Other days I could care less about fancy, and am grateful that we have house, with 4 walls, windows and a roof to protect us.
Some days, me and my girl go about our business like your normal average family.
Other days I sob constantly at the fact that God gave me this beautiful spunky child to nurture and love and I feel more than average! Down right special!
Some days, I get so impatient thinking about having a second baby. Annoyed at the people who can get pregnant whenever they want. Angry at the people who have babies and don't take care of them. Jealous of the people who miraculously get pregnant against the odds. Sad for my friends who have to go through the same feelings I do.

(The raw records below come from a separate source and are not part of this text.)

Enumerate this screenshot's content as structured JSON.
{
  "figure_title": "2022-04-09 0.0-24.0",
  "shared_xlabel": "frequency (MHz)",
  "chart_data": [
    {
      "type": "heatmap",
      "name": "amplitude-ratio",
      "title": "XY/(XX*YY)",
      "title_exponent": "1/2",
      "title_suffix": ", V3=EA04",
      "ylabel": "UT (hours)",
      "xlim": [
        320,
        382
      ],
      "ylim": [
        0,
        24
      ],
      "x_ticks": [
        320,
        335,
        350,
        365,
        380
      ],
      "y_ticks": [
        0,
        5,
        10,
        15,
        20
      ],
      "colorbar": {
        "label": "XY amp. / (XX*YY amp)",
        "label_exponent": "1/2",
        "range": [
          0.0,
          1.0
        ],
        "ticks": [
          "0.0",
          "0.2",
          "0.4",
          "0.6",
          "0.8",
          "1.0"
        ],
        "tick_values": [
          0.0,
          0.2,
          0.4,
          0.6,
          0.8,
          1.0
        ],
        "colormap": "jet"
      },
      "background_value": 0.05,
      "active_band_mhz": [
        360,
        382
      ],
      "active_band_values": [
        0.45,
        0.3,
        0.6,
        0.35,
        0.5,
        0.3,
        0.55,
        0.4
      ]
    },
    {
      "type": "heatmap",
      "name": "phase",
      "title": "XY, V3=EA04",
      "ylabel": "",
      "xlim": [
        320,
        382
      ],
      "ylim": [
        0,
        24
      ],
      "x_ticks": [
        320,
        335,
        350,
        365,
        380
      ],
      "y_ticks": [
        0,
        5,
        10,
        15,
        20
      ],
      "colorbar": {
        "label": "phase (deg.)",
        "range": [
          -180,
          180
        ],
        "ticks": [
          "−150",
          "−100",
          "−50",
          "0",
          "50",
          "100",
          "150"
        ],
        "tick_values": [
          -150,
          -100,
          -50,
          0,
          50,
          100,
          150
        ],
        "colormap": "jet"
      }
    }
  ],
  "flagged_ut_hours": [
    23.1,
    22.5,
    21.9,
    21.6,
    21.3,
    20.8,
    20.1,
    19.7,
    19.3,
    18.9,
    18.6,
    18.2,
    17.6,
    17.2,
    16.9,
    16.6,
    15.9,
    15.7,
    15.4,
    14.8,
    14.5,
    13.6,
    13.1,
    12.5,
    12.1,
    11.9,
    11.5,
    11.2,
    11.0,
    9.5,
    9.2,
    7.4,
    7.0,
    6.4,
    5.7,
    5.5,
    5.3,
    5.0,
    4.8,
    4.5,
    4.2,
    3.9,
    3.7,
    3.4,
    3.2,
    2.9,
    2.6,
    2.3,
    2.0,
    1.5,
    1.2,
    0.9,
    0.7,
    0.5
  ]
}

Other days, I'm reminded of God's perfect plan. How our patience paid off in more blessings than we could have ever imagined. How beautiful the child is that God created for us. Our perfect child. How abundantly blessed our journey to parenthood has been.
Some days, I forget I'm an adoptive Mommy.
Other days it's all I can think about. Really? God and Mira's Birth Mom trusted ME to take care of this child. I still pinch myself over our journey to become parents, and pray daily for our future children.
Some days, parenting is easy.
Other days are so dang frustrating that I can't wait until bedtime. I can't wait until I don't have to lay in Mira's room with her until she falls asleep, can't wait until I don't have to run to the potty with her, can't wait until I don't have to watch her every move so she doesn't get hurt. Then I realize how sad it will be when all those stages have passed. I will spend less time with her, and she will be independent.
Some days, I wish time could stand still.